Another is a commitment to children—particularly those who
are powerless—and an understanding that families are crucial for
every child to realize their God-given potential.
Each of the individuals I have mentioned would say that their
success was heavily dependent on others. They made an impact
only because of other’s compassion and commitment.
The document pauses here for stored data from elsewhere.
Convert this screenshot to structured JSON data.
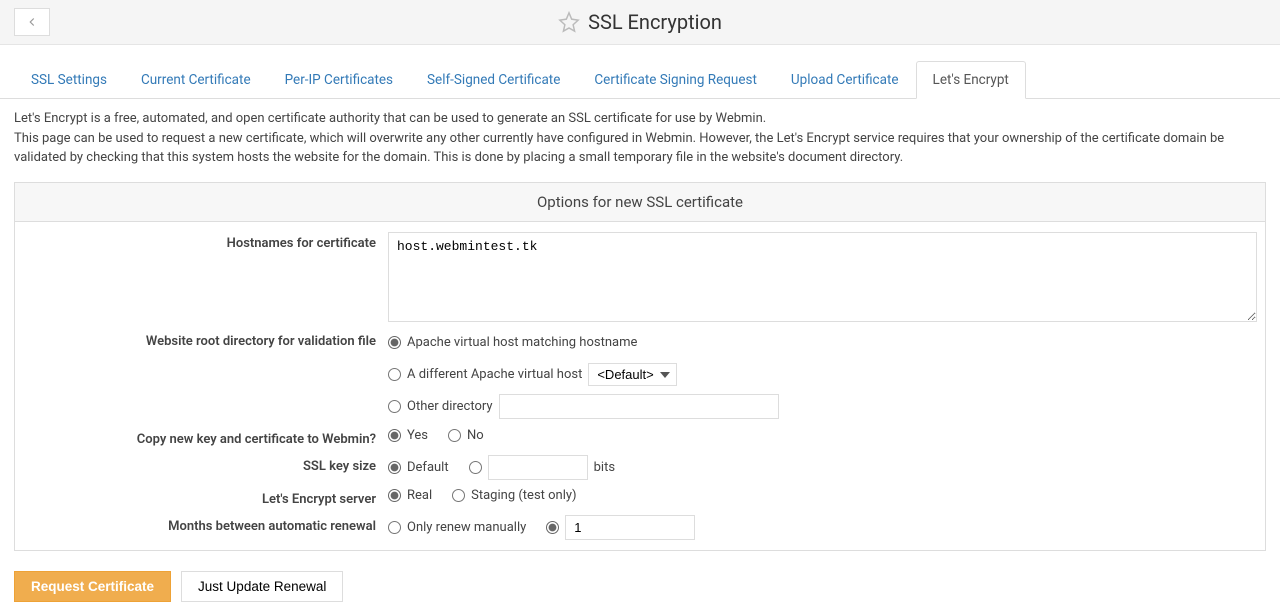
{
  "header": {
    "title": "SSL Encryption"
  },
  "tabs": [
    {
      "label": "SSL Settings",
      "active": false
    },
    {
      "label": "Current Certificate",
      "active": false
    },
    {
      "label": "Per-IP Certificates",
      "active": false
    },
    {
      "label": "Self-Signed Certificate",
      "active": false
    },
    {
      "label": "Certificate Signing Request",
      "active": false
    },
    {
      "label": "Upload Certificate",
      "active": false
    },
    {
      "label": "Let's Encrypt",
      "active": true
    }
  ],
  "desc": {
    "line1": "Let's Encrypt is a free, automated, and open certificate authority that can be used to generate an SSL certificate for use by Webmin.",
    "line2": "This page can be used to request a new certificate, which will overwrite any other currently have configured in Webmin. However, the Let's Encrypt service requires that your ownership of the certificate domain be validated by checking that this system hosts the website for the domain. This is done by placing a small temporary file in the website's document directory."
  },
  "panel": {
    "title": "Options for new SSL certificate",
    "fields": {
      "hostnames": {
        "label": "Hostnames for certificate",
        "value": "host.webmintest.tk"
      },
      "webroot": {
        "label": "Website root directory for validation file",
        "opt1": "Apache virtual host matching hostname",
        "opt2": "A different Apache virtual host",
        "opt2_select": "<Default>",
        "opt3": "Other directory",
        "opt3_value": ""
      },
      "copykey": {
        "label": "Copy new key and certificate to Webmin?",
        "yes": "Yes",
        "no": "No"
      },
      "keysize": {
        "label": "SSL key size",
        "default": "Default",
        "custom_value": "",
        "unit": "bits"
      },
      "server": {
        "label": "Let's Encrypt server",
        "real": "Real",
        "staging": "Staging (test only)"
      },
      "renewal": {
        "label": "Months between automatic renewal",
        "manual": "Only renew manually",
        "months_value": "1"
      }
    }
  },
  "buttons": {
    "request": "Request Certificate",
    "update": "Just Update Renewal"
  }
}
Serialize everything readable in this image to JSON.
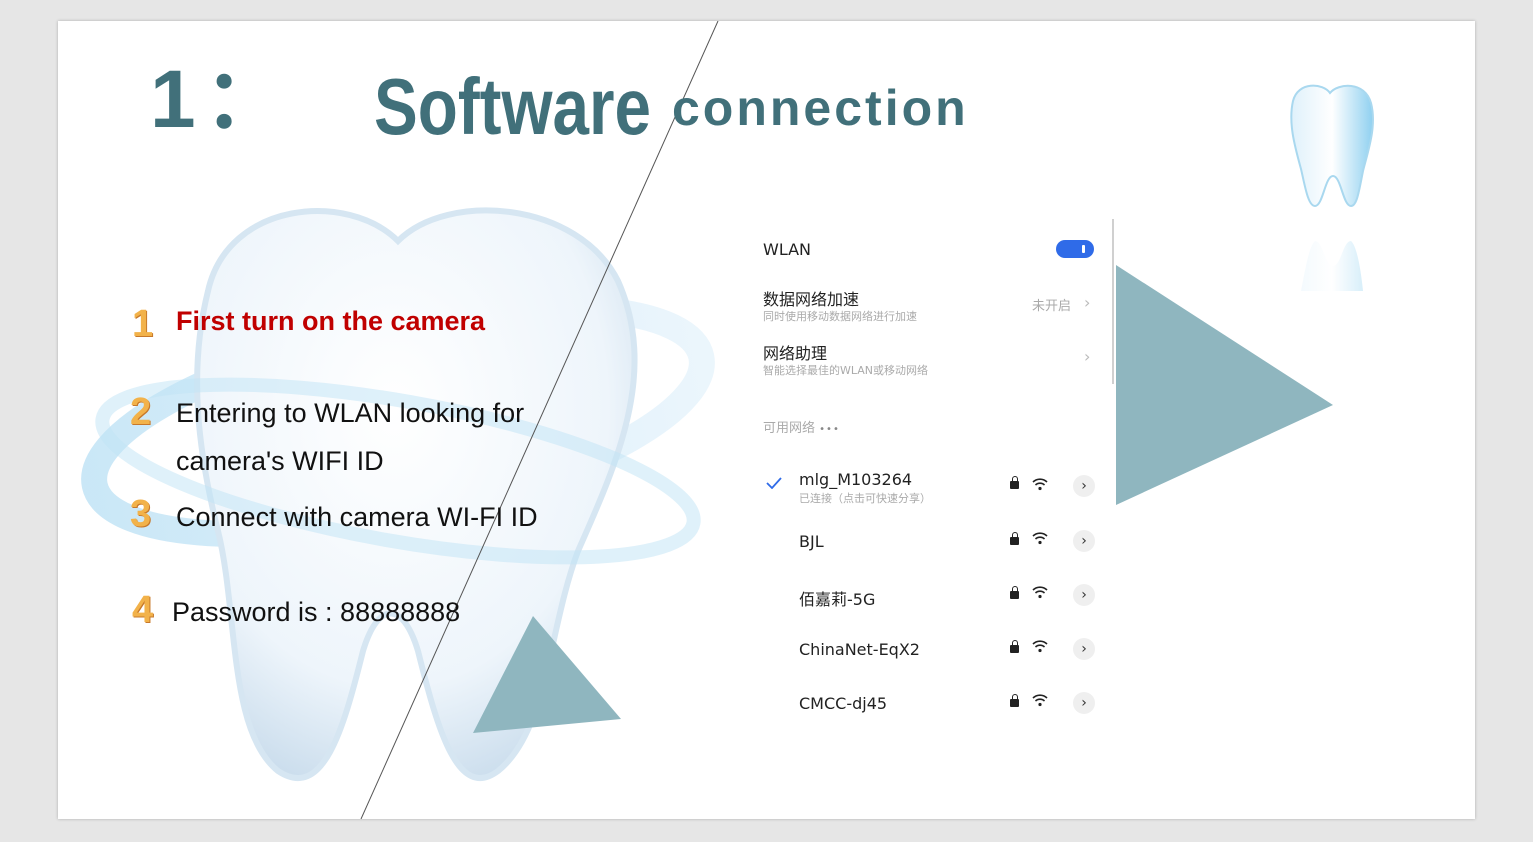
{
  "slide": {
    "title_number": "1：",
    "title_main": "Software",
    "title_sub": "connection"
  },
  "steps": [
    {
      "number": "1",
      "text": "First turn on the camera"
    },
    {
      "number": "2",
      "line1": "Entering to WLAN looking for",
      "line2": "camera's WIFI ID"
    },
    {
      "number": "3",
      "text": "Connect with camera WI-FI ID"
    },
    {
      "number": "4",
      "text": "Password is : 88888888"
    }
  ],
  "wlan": {
    "title": "WLAN",
    "toggle_on": true,
    "accel_title": "数据网络加速",
    "accel_sub": "同时使用移动数据网络进行加速",
    "accel_value": "未开启",
    "assistant_title": "网络助理",
    "assistant_sub": "智能选择最佳的WLAN或移动网络",
    "available_label": "可用网络",
    "networks": [
      {
        "name": "mlg_M103264",
        "status": "已连接（点击可快速分享）",
        "connected": true
      },
      {
        "name": "BJL",
        "status": ""
      },
      {
        "name": "佰嘉莉-5G",
        "status": ""
      },
      {
        "name": "ChinaNet-EqX2",
        "status": ""
      },
      {
        "name": "CMCC-dj45",
        "status": ""
      }
    ]
  },
  "colors": {
    "title": "#41707a",
    "accent_triangle": "#8fb6bf",
    "step1": "#c00000",
    "toggle": "#2f6be8"
  },
  "icons": [
    "tooth-illustration",
    "tooth-icon",
    "check-icon",
    "lock-icon",
    "wifi-icon",
    "chevron-right-icon"
  ]
}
Examples
include:
• the Filipino childcare worker who gives unqualified love
and care
• the government official who listens to that nagging little
voice within that says, “Yes, I can and should put this child
ahead of many other more visible and politically advantageous interests.”
• the U.S. family or a business in China giving Holt financial
support to change the lives of many children
• foster parents in Romania or adoptive parents in India who
can make extra room in their hearts and home to create a
better future for a child
• the distant relative in Uganda who, with just minimal outside support, can take in the orphan who lost her parents to
AIDS.
Engaging people of good will—and such people are everywhere—is crucial to Holt International’s ability to make inroads in
addressing the global crisis of children outside of family care.
I thank all of you taking part in Holt’s mission to children.
Through your prayers, your dedication and your support, you
inspire me and others—just as Harry and Bertha Holt inspired others in their time.
Left: Pat Keltie, long-time Holt social worker who served for many years as the
Director of Holt’s New Jersey office, holds the first child brought into Holt care in
Vietnam. File photo, 1973. • Above: Gary Gamer, Holt President and CEO, holds a
child in care at the Fengcheng orphanage nursery, Jiangxi Province, China 2005.